Review: Michael Rother & Friends @ Brisbane Powerhouse

Michael Rother & Friends played Brisbane Powerhouse on 28 February, 2024.
Tim is a Brisbane-based writer who loves noisy music, gorgeous pop, weird films, and ice cream.

A projection of a grainy black and white photo filled the screen above the Brisbane Powerhouse's stage.

The subjects of the photo are two young men with long hair, one with a scraggly beard, both looking like mad geniuses. They are Michael Rother and the late Klaus Dinger of the German experimental band Neu!

On the stage below, Michael Rother gazed up at the portrait of his younger self, a smile beaming from his face. "Seems like yesterday," he told the crowd.

For Michael Rother, 'yesterday' spans over 50 years, pioneering the repetitive German music style known as Krautrock. It's a sound he helped develop in Neu!, Harmonia, and as an early member of Kraftwerk, and has influenced the likes of Brian Eno, Radiohead, and David Bowie.

After ill health led to Rother pulling out of the inaugural ΩHM Festival Of Other Music last year, the German experimentalist made his long-awaited return to Brisbane (28 February), and local fans joined him on his journey through 50 years of cosmic jams.

A clatter of percussion filled the theatre during the opening set by Melbourne trio Panghalina. On either side of the stage, percussionists Maria Moles and Bonnie Stewart made their sticks sprint across their kits, hitting bells and metal bowls strewn across their kits. In between them, Helen Svoboda's bow rubbed against their double bass until its strings creaked.

The trio of musicians manipulated their instruments in interesting ways throughout their set: stuffing note paper into bass strings; plinking a thumb piano through a delay pedal; dragging a chain across their drum kit. Out of these unusual methods, rhythms emerged and morphed, and the sizeable early crowd listened closely for each new sound.

"I won't be talking much," Michael Rother announced to the crowd. "No time to lose – Monty Python," he added, referencing a sketch by the English group.

Immediately, guitarist Franz Bargmann and drummer Hans Lampe laid down the motorik rhythm of set opener 'Neuschnee'. A former bandmate of Dingler's in the band La Düsseldorf, Lampe hit his electronic kit hard, keeping the steady driving beat throughout.
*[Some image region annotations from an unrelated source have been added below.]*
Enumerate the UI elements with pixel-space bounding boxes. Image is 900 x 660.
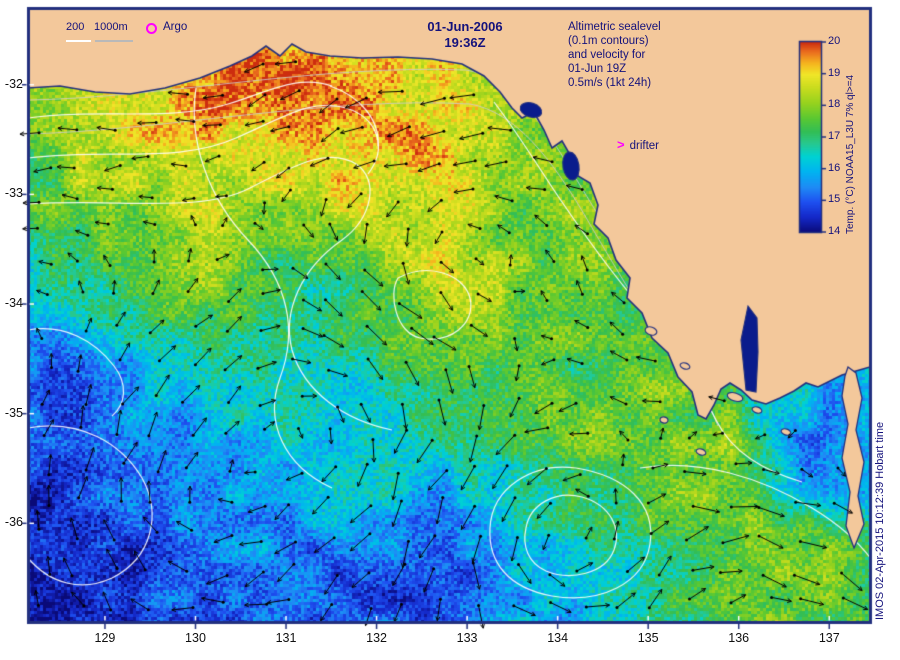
x-axis-tick-label: 129: [94, 631, 116, 645]
drifter-label: drifter: [629, 140, 659, 152]
colorbar-tick-label: 15: [828, 193, 841, 206]
info-line-5: 0.5m/s (1kt 24h): [568, 77, 652, 89]
bathy-1000-contour-line: [95, 40, 133, 42]
bathymetry-legend: 200 1000m: [66, 21, 156, 47]
x-axis-tick-label: 137: [818, 631, 840, 645]
plot-title: 01-Jun-2006 19:36Z: [395, 19, 535, 51]
argo-legend: Argo: [146, 21, 206, 37]
y-axis-tick-label: -34: [4, 296, 23, 311]
y-axis-tick-label: -35: [4, 405, 23, 420]
x-axis-tick-label: 132: [366, 631, 387, 645]
y-axis-tick-label: -32: [4, 76, 23, 91]
info-line-1: Altimetric sealevel: [568, 21, 661, 33]
y-axis-tick-label: -36: [4, 515, 23, 530]
drifter-marker: > drifter: [617, 137, 659, 152]
bathy-200-label: 200: [66, 21, 85, 33]
colorbar-tick-label: 14: [828, 225, 841, 237]
colorbar-tick-label: 18: [828, 98, 841, 111]
x-axis-tick-label: 135: [637, 631, 659, 645]
watermark: IMOS 02-Apr-2015 10:12:39 Hobart time: [874, 421, 886, 620]
bathy-200-contour-line: [66, 40, 91, 42]
info-line-3: and velocity for: [568, 49, 646, 61]
x-axis-tick-label: 130: [185, 631, 206, 645]
colorbar-tick-label: 20: [828, 35, 841, 47]
plot-time: 19:36Z: [444, 35, 486, 50]
colorbar-title: Temp. (°C) NOAA15_L3U 7% ql>=4: [845, 74, 856, 234]
colorbar-tick-label: 16: [828, 161, 841, 174]
info-line-4: 01-Jun 19Z: [568, 63, 627, 75]
y-axis-tick-label: -33: [4, 186, 23, 201]
x-axis-tick-label: 131: [275, 631, 297, 645]
bathy-1000-label: 1000m: [94, 21, 128, 33]
colorbar-tick-label: 19: [828, 66, 841, 79]
x-axis-tick-label: 136: [728, 631, 750, 645]
plot-date: 01-Jun-2006: [427, 19, 503, 34]
drifter-arrow-icon: >: [617, 137, 625, 152]
info-line-2: (0.1m contours): [568, 35, 649, 47]
x-axis-tick-label: 133: [456, 631, 478, 645]
argo-label: Argo: [163, 21, 188, 33]
argo-float-icon: [146, 23, 157, 34]
x-axis-tick-label: 134: [547, 631, 569, 645]
sealevel-info-block: Altimetric sealevel (0.1m contours) and …: [568, 20, 661, 90]
colorbar-tick-label: 17: [828, 130, 841, 142]
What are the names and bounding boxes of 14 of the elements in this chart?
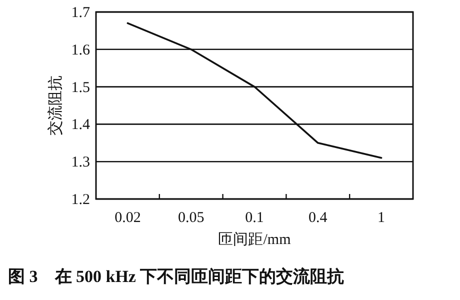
x-tick-label: 0.02 — [114, 210, 141, 226]
y-tick-label: 1.7 — [71, 5, 90, 21]
y-axis-title: 交流阻抗 — [47, 76, 64, 136]
y-tick-label: 1.5 — [71, 80, 90, 96]
x-axis-title: 匝间距/mm — [218, 231, 292, 248]
x-tick-label: 0.4 — [308, 210, 328, 226]
y-tick-label: 1.6 — [71, 42, 90, 58]
x-tick-label: 0.05 — [178, 210, 204, 226]
text: 图 3 在 500 kHz 下不同匝间距下的交流阻抗 — [8, 267, 344, 286]
y-tick-label: 1.2 — [71, 192, 90, 208]
y-tick-label: 1.4 — [71, 117, 90, 134]
x-tick-label: 0.1 — [245, 210, 264, 226]
y-tick-label: 1.3 — [71, 154, 90, 171]
x-tick-label: 1 — [378, 210, 386, 226]
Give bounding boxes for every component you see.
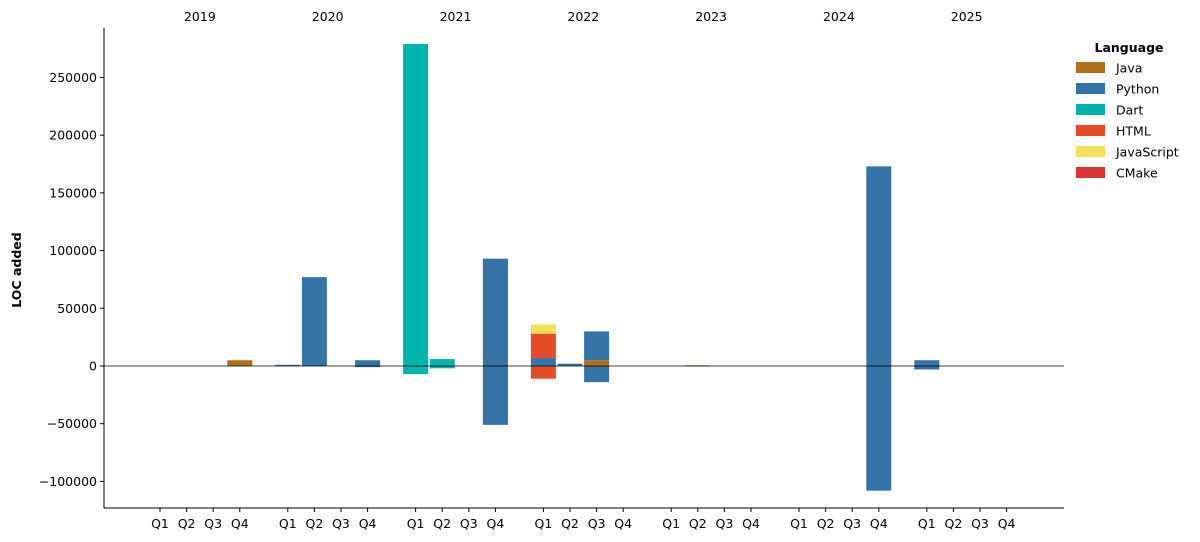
bar-segment-python — [355, 360, 381, 366]
y-tick-label: 250000 — [49, 70, 97, 85]
x-tick-label: Q4 — [742, 516, 760, 531]
y-tick-label: 0 — [89, 359, 97, 374]
y-tick-label: 150000 — [49, 185, 97, 200]
x-tick-label: Q2 — [689, 516, 707, 531]
bar-segment-python — [584, 331, 610, 361]
y-tick-label: 200000 — [49, 128, 97, 143]
year-label: 2019 — [184, 9, 216, 24]
x-tick-label: Q1 — [535, 516, 553, 531]
year-label: 2025 — [951, 9, 983, 24]
bar-segment-html — [530, 333, 556, 358]
y-axis-ticks: −100000 −50000 0 50000 100000 150000 200000 250… — [39, 70, 104, 489]
x-tick-label: Q4 — [231, 516, 249, 531]
y-tick-label: −50000 — [47, 416, 97, 431]
bar-segment-python — [275, 364, 301, 366]
legend-item-java: Java — [1076, 61, 1142, 76]
legend-title: Language — [1094, 40, 1163, 55]
x-tick-label: Q4 — [359, 516, 377, 531]
x-tick-label: Q4 — [614, 516, 632, 531]
year-label: 2023 — [695, 9, 727, 24]
x-tick-label: Q1 — [662, 516, 680, 531]
bar-segment-dart — [403, 366, 429, 375]
legend-item-cmake: CMake — [1076, 166, 1158, 181]
legend-label: Java — [1115, 61, 1142, 76]
legend-label: Python — [1116, 82, 1159, 97]
bar-segment-dart — [403, 44, 429, 366]
x-tick-label: Q3 — [204, 516, 222, 531]
bar-segment-java — [584, 360, 610, 366]
bar-segment-python — [914, 366, 940, 370]
bar-segment-python — [557, 363, 583, 366]
x-tick-label: Q4 — [487, 516, 505, 531]
x-tick-label: Q1 — [918, 516, 936, 531]
legend-items: Java Python Dart HTML JavaScript CMake — [1076, 61, 1179, 181]
x-tick-label: Q1 — [151, 516, 169, 531]
legend-label: HTML — [1116, 124, 1151, 139]
bar-segment-python — [530, 357, 556, 366]
legend-swatch — [1076, 62, 1105, 73]
bar-segment-python — [866, 166, 892, 366]
x-tick-label: Q2 — [945, 516, 963, 531]
x-tick-label: Q3 — [332, 516, 350, 531]
x-axis-quarter-ticks: Q1 Q2 Q3 Q4 Q1 Q2 Q3 Q4 Q1 Q2 Q3 Q4 Q1 Q2 Q3 Q4 Q1 Q2 Q3 Q4… — [151, 508, 1016, 531]
bar-segment-python — [301, 277, 327, 366]
year-label: 2022 — [567, 9, 599, 24]
bar-segment-javascript — [530, 324, 556, 334]
legend-item-python: Python — [1076, 82, 1159, 97]
year-label: 2020 — [312, 9, 344, 24]
legend-label: JavaScript — [1115, 145, 1179, 160]
bar-segment-html — [530, 366, 556, 379]
x-tick-label: Q3 — [588, 516, 606, 531]
bar-segment-python — [355, 366, 381, 368]
year-label: 2024 — [823, 9, 855, 24]
bars-layer — [227, 44, 940, 491]
bar-segment-python — [482, 366, 508, 425]
bar-segment-dart — [429, 366, 455, 369]
x-tick-label: Q2 — [433, 516, 451, 531]
bar-segment-java — [227, 360, 253, 366]
y-tick-label: 50000 — [57, 301, 97, 316]
year-label: 2021 — [440, 9, 472, 24]
legend-swatch — [1076, 104, 1105, 115]
bar-segment-python — [482, 258, 508, 366]
y-axis-label: LOC added — [9, 232, 24, 307]
legend-item-dart: Dart — [1076, 103, 1143, 118]
legend-swatch — [1076, 146, 1105, 157]
legend-label: CMake — [1116, 166, 1158, 181]
legend-label: Dart — [1116, 103, 1143, 118]
bar-segment-dart — [429, 359, 455, 366]
x-tick-label: Q2 — [178, 516, 196, 531]
x-tick-label: Q1 — [279, 516, 297, 531]
x-tick-label: Q4 — [998, 516, 1016, 531]
legend-item-javascript: JavaScript — [1076, 145, 1179, 160]
x-tick-label: Q3 — [460, 516, 478, 531]
bar-segment-python — [866, 366, 892, 491]
x-tick-label: Q2 — [817, 516, 835, 531]
y-tick-label: −100000 — [39, 474, 97, 489]
legend-swatch — [1076, 125, 1105, 136]
x-tick-label: Q1 — [790, 516, 808, 531]
x-tick-label: Q4 — [870, 516, 888, 531]
bar-segment-python — [584, 366, 610, 383]
legend: Language Java Python Dart HTML JavaScript CMa… — [1076, 40, 1179, 181]
x-tick-label: Q2 — [306, 516, 324, 531]
legend-swatch — [1076, 83, 1105, 94]
bar-segment-python — [914, 360, 940, 366]
x-tick-label: Q2 — [561, 516, 579, 531]
x-tick-label: Q3 — [843, 516, 861, 531]
x-tick-label: Q1 — [407, 516, 425, 531]
year-labels: 2019 2020 2021 2022 2023 2024 2025 — [184, 9, 983, 24]
x-tick-label: Q3 — [716, 516, 734, 531]
y-tick-label: 100000 — [49, 243, 97, 258]
x-tick-label: Q3 — [971, 516, 989, 531]
legend-item-html: HTML — [1076, 124, 1151, 139]
legend-swatch — [1076, 167, 1105, 178]
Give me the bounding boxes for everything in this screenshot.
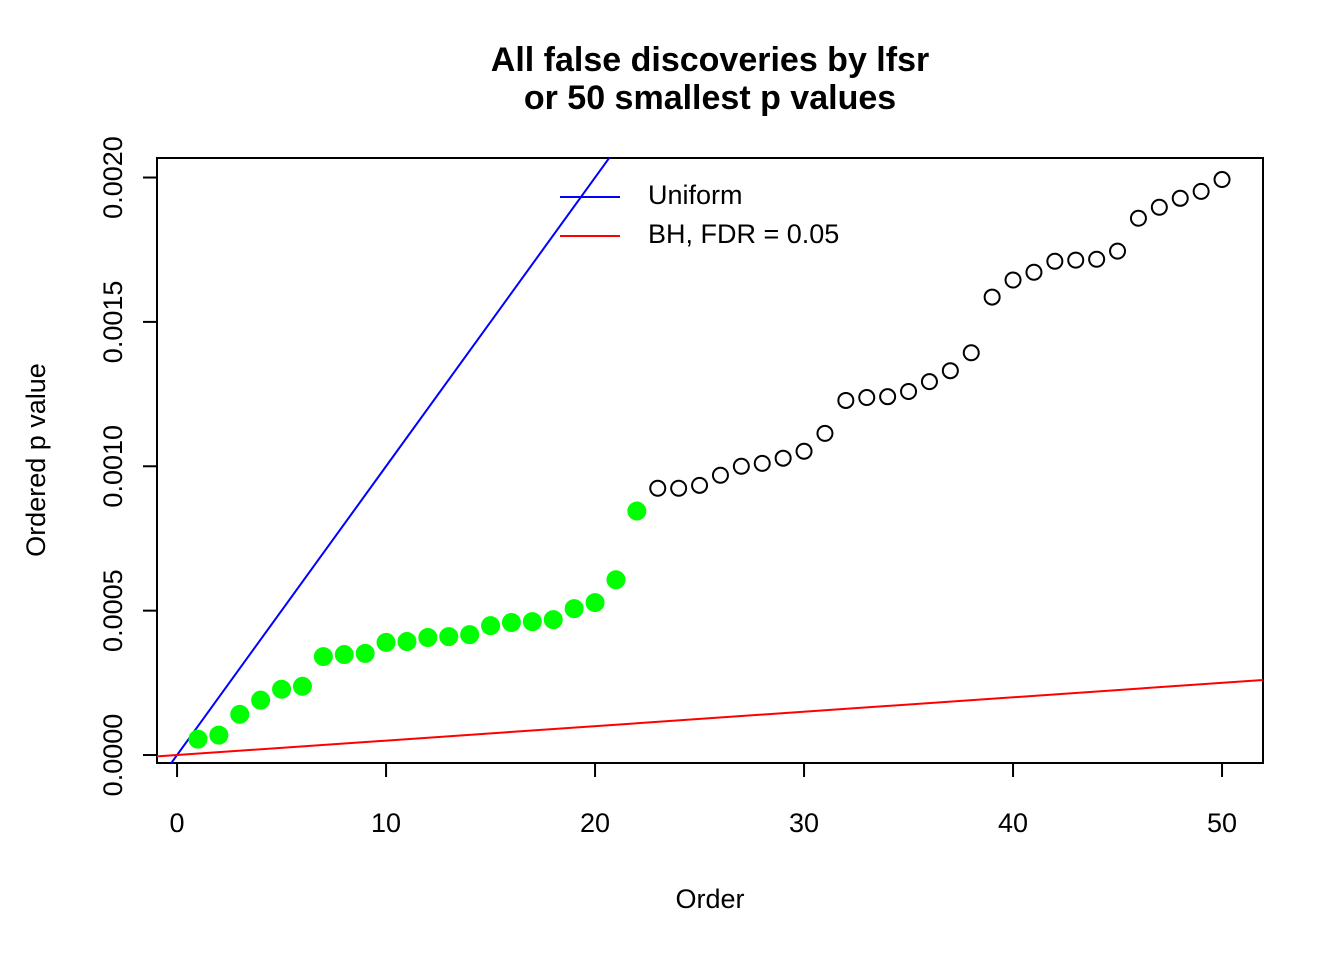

Standing behind a massive bench of electronics and laptops, Michael played the song's sustained melody, overdriven and much fuzzier, sounding enormous compared to the recording from 50 years ago.

The trio expanded into a quartet when Vittoria Maccabruni joined the group for a run through Harmonia's 'Veteranissimo'. Taking a spot on the other end of the bench, Vittoria and Michael twisted knobs and played keys, creating whooshes of electronic sounds, and giving Hans a chance to stretch his hand. With a look from Michael, Hans hit the ground running on his hi-hat – a strong piece of his kit that takes a battering throughout the night.

While Michael's former bandmates in Kraftwerk have created a spectacle of a live show, his own show is a much simpler presentation, performing beneath a screen projecting road journeys and light shows. However, eyes were firmly set upon the musicians – they may have been repeating the same bars, but it was mesmerising to watch.

A familiar single chord vamped from Franz Bargmann's guitar, joined by Hans' steady beat. Fans cheered when they quickly realised it was Neu's 'Hallogallo' from their first album. The fans who had their feet planted to the ground, heads nodded and toes tapped along to the song's groove.

However, some couldn't limit their body's response, instead giving in to the groove and dancing and spinning around for the length of the song. "Thank you," Michael smiled. "We also enjoyed playing that."